Lucent's latest IMS deal could speed dual-mode services

By , IDG News Service |  Networking

BellSouth Corp. is turning to Lucent Technologies Inc. for help in building an IMS (Internet Protocol Multimedia Subsystem), the carrier announced Tuesday, a move that could put U.S. cellular giant Cingular Wireless LLC and its two parent companies on the same page in building out their next-generation service provisioning systems.

BellSouth, the incumbent fixed-line operator in much of the southeastern U.S., has signed a multiyear, nonexclusive agreement with Lucent to buy the Murray Hill, New Jersey, vendor's IMS products and its integration, maintenance and support services. Last month both Cingular and SBC Communications Inc., which co-owns Cingular with BellSouth, also signed IMS deals with Lucent. The financial terms of any of the three deals were not disclosed.

IMS is an architecture intended for both wireline and wireless carriers to deliver services over their emerging IP networks.
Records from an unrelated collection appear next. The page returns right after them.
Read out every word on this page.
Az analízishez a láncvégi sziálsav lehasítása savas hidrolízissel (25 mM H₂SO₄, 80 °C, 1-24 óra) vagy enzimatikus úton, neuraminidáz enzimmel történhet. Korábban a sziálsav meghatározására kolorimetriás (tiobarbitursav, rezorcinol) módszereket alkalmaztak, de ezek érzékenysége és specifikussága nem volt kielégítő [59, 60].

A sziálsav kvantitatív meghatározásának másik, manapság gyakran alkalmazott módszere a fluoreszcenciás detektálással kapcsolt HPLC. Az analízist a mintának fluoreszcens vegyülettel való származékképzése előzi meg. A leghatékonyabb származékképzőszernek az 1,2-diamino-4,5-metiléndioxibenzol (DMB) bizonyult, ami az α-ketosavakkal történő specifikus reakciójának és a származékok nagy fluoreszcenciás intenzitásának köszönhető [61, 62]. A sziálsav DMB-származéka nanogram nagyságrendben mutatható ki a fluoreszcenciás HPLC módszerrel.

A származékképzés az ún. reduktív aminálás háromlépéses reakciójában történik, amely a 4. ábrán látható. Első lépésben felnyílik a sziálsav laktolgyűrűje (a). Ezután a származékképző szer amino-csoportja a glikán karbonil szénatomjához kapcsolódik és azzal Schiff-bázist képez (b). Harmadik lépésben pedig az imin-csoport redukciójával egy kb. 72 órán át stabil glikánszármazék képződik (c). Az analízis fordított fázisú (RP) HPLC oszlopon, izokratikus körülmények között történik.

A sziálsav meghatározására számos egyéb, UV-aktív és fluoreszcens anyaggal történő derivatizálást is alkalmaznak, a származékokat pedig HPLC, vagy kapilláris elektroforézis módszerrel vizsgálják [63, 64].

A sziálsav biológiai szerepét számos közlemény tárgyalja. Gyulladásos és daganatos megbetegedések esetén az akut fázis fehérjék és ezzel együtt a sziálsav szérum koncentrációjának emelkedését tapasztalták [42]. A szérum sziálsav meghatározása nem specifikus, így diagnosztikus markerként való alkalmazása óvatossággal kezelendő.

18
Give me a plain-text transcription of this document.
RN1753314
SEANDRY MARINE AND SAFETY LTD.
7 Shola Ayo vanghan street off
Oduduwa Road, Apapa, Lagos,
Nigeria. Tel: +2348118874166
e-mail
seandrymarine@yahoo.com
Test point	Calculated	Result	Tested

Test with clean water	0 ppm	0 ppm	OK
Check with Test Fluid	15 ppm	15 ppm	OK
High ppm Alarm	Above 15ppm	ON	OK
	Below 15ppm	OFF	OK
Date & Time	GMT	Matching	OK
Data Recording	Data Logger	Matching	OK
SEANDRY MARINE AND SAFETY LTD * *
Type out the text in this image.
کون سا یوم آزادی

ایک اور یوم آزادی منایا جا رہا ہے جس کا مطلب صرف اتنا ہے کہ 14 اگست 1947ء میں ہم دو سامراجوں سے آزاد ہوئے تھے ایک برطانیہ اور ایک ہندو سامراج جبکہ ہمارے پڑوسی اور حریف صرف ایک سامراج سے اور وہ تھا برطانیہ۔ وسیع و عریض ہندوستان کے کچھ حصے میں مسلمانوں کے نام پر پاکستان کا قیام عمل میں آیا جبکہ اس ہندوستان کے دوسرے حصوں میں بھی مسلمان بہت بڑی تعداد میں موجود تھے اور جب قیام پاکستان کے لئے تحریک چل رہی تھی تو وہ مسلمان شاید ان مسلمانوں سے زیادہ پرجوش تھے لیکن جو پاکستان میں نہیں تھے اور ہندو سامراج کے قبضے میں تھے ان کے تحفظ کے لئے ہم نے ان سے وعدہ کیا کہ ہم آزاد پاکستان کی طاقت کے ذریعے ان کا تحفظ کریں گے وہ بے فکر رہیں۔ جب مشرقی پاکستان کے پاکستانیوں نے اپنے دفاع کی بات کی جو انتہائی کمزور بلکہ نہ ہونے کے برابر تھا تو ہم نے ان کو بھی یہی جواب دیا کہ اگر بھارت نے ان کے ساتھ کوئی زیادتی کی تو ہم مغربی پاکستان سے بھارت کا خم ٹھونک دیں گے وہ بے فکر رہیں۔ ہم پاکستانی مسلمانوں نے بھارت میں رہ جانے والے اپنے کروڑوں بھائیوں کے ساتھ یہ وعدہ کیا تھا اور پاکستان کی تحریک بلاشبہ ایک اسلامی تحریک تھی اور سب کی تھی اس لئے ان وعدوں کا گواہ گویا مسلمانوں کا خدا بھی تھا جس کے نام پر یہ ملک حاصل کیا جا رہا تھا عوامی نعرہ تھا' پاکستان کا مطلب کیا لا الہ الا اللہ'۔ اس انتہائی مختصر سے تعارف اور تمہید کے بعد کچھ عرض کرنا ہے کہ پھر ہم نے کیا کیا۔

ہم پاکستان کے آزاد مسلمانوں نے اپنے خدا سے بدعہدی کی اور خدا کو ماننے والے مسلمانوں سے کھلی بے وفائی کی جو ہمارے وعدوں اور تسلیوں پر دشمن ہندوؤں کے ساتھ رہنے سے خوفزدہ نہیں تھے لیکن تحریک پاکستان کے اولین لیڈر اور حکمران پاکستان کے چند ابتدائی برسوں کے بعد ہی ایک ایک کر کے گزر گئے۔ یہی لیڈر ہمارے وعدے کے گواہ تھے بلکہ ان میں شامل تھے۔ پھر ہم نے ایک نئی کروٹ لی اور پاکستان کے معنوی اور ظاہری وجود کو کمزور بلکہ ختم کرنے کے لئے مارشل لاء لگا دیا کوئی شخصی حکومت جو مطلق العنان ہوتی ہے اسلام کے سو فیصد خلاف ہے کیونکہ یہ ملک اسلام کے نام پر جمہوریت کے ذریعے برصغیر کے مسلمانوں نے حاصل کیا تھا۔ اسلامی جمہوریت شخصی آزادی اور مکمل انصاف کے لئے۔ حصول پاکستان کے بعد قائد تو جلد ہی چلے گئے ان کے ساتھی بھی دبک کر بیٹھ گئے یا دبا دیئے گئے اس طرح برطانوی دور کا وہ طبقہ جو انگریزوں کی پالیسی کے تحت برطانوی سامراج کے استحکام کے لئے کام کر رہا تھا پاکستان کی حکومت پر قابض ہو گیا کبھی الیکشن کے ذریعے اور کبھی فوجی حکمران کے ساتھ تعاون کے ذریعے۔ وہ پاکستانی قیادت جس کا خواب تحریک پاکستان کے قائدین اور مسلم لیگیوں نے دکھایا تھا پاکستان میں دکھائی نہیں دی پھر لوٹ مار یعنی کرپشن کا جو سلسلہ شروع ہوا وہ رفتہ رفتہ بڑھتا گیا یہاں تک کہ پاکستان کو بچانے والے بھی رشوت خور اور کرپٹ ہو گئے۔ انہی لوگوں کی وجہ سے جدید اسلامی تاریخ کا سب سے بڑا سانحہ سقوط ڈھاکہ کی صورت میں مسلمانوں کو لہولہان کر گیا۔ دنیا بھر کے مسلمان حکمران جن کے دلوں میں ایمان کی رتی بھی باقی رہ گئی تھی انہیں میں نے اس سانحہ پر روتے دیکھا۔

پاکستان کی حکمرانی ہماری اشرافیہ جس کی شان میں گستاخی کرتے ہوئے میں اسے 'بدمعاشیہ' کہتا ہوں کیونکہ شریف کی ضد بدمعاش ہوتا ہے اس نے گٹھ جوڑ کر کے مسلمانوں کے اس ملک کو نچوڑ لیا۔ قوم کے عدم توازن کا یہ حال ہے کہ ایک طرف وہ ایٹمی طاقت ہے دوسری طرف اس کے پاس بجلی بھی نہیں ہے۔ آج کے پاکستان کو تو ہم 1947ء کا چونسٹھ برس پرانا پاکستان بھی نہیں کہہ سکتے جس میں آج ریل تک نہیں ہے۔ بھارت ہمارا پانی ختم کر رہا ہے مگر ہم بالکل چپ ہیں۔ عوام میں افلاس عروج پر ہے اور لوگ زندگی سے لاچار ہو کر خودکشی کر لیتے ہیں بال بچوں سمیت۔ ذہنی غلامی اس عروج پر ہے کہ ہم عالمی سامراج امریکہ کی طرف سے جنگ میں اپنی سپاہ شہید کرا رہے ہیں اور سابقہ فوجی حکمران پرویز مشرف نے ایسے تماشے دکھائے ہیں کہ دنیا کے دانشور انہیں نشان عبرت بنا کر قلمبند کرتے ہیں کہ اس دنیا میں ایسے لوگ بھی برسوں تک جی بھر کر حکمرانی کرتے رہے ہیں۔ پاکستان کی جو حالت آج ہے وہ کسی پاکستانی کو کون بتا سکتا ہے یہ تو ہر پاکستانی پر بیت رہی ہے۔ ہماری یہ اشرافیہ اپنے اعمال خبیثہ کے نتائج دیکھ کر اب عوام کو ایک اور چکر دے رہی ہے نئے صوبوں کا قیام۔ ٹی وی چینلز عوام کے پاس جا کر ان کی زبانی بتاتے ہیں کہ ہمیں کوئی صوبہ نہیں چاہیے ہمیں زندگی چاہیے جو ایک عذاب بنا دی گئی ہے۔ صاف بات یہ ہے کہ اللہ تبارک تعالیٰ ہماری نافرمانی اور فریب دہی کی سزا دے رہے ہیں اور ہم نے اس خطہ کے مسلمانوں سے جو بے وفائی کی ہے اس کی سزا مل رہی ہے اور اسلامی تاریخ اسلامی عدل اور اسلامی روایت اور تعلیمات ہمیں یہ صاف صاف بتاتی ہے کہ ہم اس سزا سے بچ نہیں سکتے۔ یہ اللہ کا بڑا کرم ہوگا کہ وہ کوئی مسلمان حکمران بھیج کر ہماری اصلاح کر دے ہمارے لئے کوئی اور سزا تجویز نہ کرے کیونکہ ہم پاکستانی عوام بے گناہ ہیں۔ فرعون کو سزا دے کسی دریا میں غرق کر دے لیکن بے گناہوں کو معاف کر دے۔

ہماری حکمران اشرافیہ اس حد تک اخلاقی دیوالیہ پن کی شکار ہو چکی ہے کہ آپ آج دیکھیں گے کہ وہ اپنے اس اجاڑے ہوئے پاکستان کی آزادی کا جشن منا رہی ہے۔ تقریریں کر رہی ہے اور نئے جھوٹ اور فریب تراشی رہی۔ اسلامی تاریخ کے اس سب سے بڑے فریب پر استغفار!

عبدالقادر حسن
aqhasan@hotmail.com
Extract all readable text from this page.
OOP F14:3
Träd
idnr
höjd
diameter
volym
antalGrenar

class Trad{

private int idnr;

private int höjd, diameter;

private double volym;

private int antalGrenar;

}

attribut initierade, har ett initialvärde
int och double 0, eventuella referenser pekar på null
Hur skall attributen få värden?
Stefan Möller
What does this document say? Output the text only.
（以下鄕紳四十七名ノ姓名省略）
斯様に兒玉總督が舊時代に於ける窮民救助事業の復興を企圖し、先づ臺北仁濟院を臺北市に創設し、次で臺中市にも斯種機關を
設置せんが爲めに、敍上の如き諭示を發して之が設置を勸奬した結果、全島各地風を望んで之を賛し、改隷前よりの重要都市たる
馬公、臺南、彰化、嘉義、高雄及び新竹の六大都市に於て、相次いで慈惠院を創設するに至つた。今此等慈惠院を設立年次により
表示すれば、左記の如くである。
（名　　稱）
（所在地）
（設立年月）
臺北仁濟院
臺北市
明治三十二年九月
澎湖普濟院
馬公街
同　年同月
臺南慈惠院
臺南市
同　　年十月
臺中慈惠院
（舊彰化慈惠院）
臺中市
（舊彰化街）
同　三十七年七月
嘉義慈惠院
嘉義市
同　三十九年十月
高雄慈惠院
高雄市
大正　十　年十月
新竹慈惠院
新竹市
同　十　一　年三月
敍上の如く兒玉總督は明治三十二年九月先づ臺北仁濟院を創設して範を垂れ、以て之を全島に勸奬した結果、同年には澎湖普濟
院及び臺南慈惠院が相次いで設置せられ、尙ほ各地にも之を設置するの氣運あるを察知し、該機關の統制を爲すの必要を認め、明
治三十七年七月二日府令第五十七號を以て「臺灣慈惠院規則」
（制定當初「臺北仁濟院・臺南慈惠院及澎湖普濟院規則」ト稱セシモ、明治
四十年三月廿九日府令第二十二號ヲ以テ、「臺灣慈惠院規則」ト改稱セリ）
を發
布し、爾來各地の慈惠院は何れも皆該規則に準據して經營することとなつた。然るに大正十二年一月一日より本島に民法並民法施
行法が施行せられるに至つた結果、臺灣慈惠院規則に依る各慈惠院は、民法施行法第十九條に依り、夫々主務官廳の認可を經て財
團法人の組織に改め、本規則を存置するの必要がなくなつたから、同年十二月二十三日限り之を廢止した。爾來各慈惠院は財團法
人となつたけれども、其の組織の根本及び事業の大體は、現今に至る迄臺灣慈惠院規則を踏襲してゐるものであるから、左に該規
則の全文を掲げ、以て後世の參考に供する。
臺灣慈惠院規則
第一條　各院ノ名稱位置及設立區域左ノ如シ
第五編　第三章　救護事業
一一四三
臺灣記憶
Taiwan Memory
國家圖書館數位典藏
The new architecture should allow providers to bring users a variety of new services at a faster pace than with a traditional infrastructure, analysts said.

IMS takes the place of the control infrastructure in the traditional circuit-switched telephone network, with the key difference that it separates services from the underlying networks that carry them. With IMS, services can reside on application servers anywhere and be delivered by multiple wired and wireless service providers. Information about the preferences and access rights of a carrier's customers is held in a central system and can be made available to other carriers to enable roaming.

As a common service provision architecture across wired and wireline networks, IMS could be used for combined fixed and mobile services in which a subscriber carries a dual-mode cellular and Wi-Fi handset. That lets users carry the same phone on the road as at home or in the office, connecting to home broadband or an enterprise LAN via Wi-Fi. BellSouth began a trial of such a service earlier this year with Cingular, said BellSouth spokesman Brent Fowler.

All major service providers want eventually to offer fixed-mobile convergence, according to Burton Group analyst David Passmore. Doing part of that work with the same vendor may make things easier for the BellSouth, SBC and Cingular to implement the service in the short term, he said.

"Having the wireline and the mobile operators all using the same software from the same vendor would seem to facilitate this," Passmore said. "For near-term implementations, being able to rely on a single vendor has its advantages, but over time I think you'll see the vendors will end up supporting pretty much the same standards."